I’m sure the makeup folks were working overtime, and some of their work is quite dandy. That said, much of that makeup is pretty awful. Susan Sarandon has a fake nose at one point that’s so distracting, it’s hard to follow what’s happening in the scene. I found myself staring at her nose and missing dialogue. I did like the transformation of Hugo Weaving into a female nurse as mean as Nurse Ratched from One Flew Over the Cuckoo’s Nest. But for every makeup success, there seems to be three failures. The film was budgeted at a little more than $100 million, which is not a lot of money by Hollywood-blockbuster-wannabe standards. So, yeah, another $25 million for fake nose and teeth research might’ve made the film look less like a goofy costume pageant and more realistic.

While there isn’t one story in Cloud Atlas that’s so amazingly good it would stand on its own, the feat of tying them all together is impressive. For instance, there are two slavery stories, one involving Jim Sturgess as a slave trader in the past, and another involving Sturgess as an Asian slave revolutionary in the distant future.
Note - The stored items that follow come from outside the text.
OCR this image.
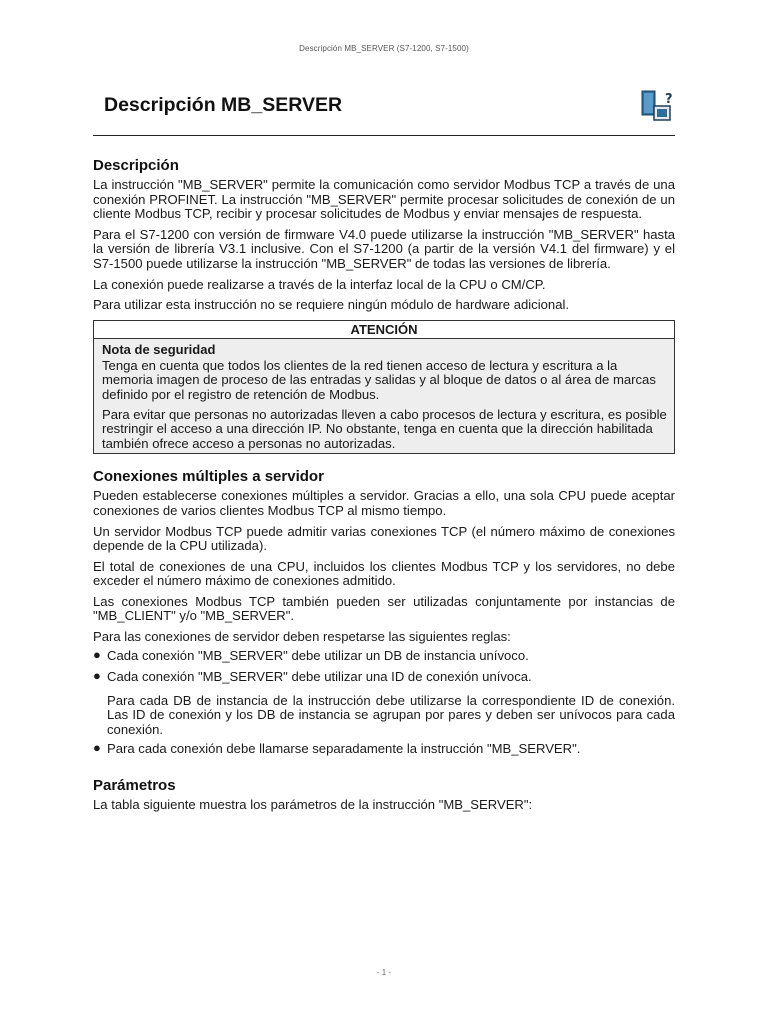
Descripción MB_SERVER (S7-1200, S7-1500)
Descripción MB_SERVER	?
Descripción

La instrucción "MB_SERVER" permite la comunicación como servidor Modbus TCP a través de una conexión PROFINET. La instrucción "MB_SERVER" permite procesar solicitudes de conexión de un cliente Modbus TCP, recibir y procesar solicitudes de Modbus y enviar mensajes de respuesta.

Para el S7-1200 con versión de firmware V4.0 puede utilizarse la instrucción "MB_SERVER" hasta la versión de librería V3.1 inclusive. Con el S7-1200 (a partir de la versión V4.1 del firmware) y el S7-1500 puede utilizarse la instrucción "MB_SERVER" de todas las versiones de librería.

La conexión puede realizarse a través de la interfaz local de la CPU o CM/CP.

Para utilizar esta instrucción no se requiere ningún módulo de hardware adicional.

ATENCIÓN
Nota de seguridad

Tenga en cuenta que todos los clientes de la red tienen acceso de lectura y escritura a la memoria imagen de proceso de las entradas y salidas y al bloque de datos o al área de marcas definido por el registro de retención de Modbus.

Para evitar que personas no autorizadas lleven a cabo procesos de lectura y escritura, es posible restringir el acceso a una dirección IP. No obstante, tenga en cuenta que la dirección habilitada también ofrece acceso a personas no autorizadas.

Conexiones múltiples a servidor

Pueden establecerse conexiones múltiples a servidor. Gracias a ello, una sola CPU puede aceptar conexiones de varios clientes Modbus TCP al mismo tiempo.

Un servidor Modbus TCP puede admitir varias conexiones TCP (el número máximo de conexiones depende de la CPU utilizada).

El total de conexiones de una CPU, incluidos los clientes Modbus TCP y los servidores, no debe exceder el número máximo de conexiones admitido.

Las conexiones Modbus TCP también pueden ser utilizadas conjuntamente por instancias de "MB_CLIENT" y/o "MB_SERVER".

Para las conexiones de servidor deben respetarse las siguientes reglas:

● Cada conexión "MB_SERVER" debe utilizar un DB de instancia unívoco.
● Cada conexión "MB_SERVER" debe utilizar una ID de conexión unívoca.

Para cada DB de instancia de la instrucción debe utilizarse la correspondiente ID de conexión. Las ID de conexión y los DB de instancia se agrupan por pares y deben ser unívocos para cada conexión.

● Para cada conexión debe llamarse separadamente la instrucción "MB_SERVER".
Parámetros

La tabla siguiente muestra los parámetros de la instrucción "MB_SERVER":

- 1 -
The film, like the novel by David Mitchell, suggests that acts of kindness and hatred at any moment can ripple through time and affect the future. It also suggests that there’s some sort of reincarnation at play, with people meeting each other again and again in different lives. And finally, it also suggests that no matter how good looking we are, we are doomed to have a really bad nose or fake looking wig somewhere down the line.

I liked the idea that the Hanks persona could be a heroic man in the ’70s and a brutish killer in the present day. In that respect, Cloud Atlas certainly lacks in predictability.

In the end, the film is more a magnificent curio than magnificent entertainment. It will certainly challenge audiences ill prepared for its length and numerous swirling stories.

Cloud Atlas is now playing at theaters across the valley.